Step 1: Identify the first error (the divisor setup)

When dividing a polynomial by a linear factor of the form \(x - c\) using synthetic division, the number used in the division box must be \(c\), not \(-c\).

Since the student is dividing by \(x - 5\), they should have used \(5\) on the left side of the synthetic division setup. Instead, the student incorrectly used \(-5\).

Step 2: Identify the second error (missing placeholder term)

The dividend polynomial is:
\[ -3x^4 + 15x^3 - x + 5 \]

Notice that there is no \(x^2\) term in this polynomial. When setting up synthetic division, every power of \(x\) from the highest degree down to the constant term must be represented. If a term is missing, a placeholder of \(0\) must be used for its coefficient.
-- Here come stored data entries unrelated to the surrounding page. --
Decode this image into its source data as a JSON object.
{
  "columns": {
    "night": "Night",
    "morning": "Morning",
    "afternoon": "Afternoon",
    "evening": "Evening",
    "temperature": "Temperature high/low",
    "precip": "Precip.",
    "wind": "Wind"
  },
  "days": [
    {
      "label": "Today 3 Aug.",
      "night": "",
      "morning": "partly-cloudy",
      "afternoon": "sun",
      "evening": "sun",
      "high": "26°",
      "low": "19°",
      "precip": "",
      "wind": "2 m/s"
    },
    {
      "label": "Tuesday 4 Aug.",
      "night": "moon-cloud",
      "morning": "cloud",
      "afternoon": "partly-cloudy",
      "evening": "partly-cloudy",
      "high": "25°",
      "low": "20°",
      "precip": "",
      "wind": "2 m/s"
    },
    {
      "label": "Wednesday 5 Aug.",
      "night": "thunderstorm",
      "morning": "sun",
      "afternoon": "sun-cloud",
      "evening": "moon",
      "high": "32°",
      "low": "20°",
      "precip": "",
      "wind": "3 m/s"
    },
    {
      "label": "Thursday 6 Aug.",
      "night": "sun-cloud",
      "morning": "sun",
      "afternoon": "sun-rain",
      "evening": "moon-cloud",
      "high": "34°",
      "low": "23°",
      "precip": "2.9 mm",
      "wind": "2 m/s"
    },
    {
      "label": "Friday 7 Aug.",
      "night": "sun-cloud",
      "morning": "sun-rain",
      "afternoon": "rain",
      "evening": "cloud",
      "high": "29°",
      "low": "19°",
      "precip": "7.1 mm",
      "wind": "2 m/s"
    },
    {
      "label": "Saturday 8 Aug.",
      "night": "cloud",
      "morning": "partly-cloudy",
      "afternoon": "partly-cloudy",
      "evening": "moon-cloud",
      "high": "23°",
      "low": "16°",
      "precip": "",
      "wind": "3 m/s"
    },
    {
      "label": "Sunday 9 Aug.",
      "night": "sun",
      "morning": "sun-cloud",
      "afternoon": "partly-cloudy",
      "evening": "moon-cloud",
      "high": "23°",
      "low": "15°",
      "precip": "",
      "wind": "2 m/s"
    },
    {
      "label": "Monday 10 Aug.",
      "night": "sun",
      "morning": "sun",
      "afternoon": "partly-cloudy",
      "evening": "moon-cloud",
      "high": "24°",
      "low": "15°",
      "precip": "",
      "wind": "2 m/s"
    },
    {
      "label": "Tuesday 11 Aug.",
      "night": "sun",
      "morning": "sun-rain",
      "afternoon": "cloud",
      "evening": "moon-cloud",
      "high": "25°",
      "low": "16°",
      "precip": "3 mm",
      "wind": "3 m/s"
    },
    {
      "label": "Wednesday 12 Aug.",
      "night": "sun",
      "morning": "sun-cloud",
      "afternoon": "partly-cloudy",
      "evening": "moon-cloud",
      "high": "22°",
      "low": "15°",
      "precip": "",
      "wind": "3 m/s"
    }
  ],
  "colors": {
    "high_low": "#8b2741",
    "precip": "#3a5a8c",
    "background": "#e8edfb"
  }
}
The student wrote the coefficients as:
\[ -3 \quad 15 \quad -1 \quad 5 \]

They completely omitted the \(0\) coefficient for the \(x^2\) term. The correct coefficients should have been:
\[ -3 \quad 15 \quad 0 \quad -1 \quad 5 \]

Step 3: Perform the correct synthetic division

Let's set up and calculate the synthetic division correctly using \(5\) as the divisor and including the \(0\) placeholder:

\[

$$\begin{array}{r|rrrrr} 5 & -3 & 15 & 0 & -1 & 5 \\ & & -15 & 0 & 0 & -5 \\ \hline & -3 & 0 & 0 & -1 & 0 \\ \end{array}$$

\]

  • First column: Bring down the \(-3\).
  • Second column: Multiply \(-3 \times 5 = -15\). Add \(15 + (-15) = 0\).
  • Third column: Multiply \(0 \times 5 = 0\). Add \(0 + 0 = 0\).
  • Fourth column: Multiply \(0 \times 5 = 0\). Add \(-1 + 0 = -1\).
  • Fifth column: Multiply \(-1 \times 5 = -5\). Add \(5 + (-5) = 0\).

Step 4: Determine if \(x - 5\) is a factor

According to the Remainder Theorem, a binomial \(x - c\) is a factor of a polynomial if and only if the remainder of the division is \(0\).

Since our correct synthetic division yields a remainder of \(0\) (the final number in the bottom row), \(x - 5\) is indeed a factor of the polynomial.

Answer:

  1. First Error: The student used \(-5\) instead of \(5\) as the divisor on the left side of the synthetic division setup.
  2. Second Error: The student did not include a placeholder of \(0\) for the missing \(x^2\) term in the dividend's coefficients.

Is \(x - 5\) a factor?
Yes, \(x - 5\) is a factor. When the synthetic division is performed correctly using the divisor \(5\) and the coefficients \(-3, 15, 0, -1, 5\), the remainder is \(0\).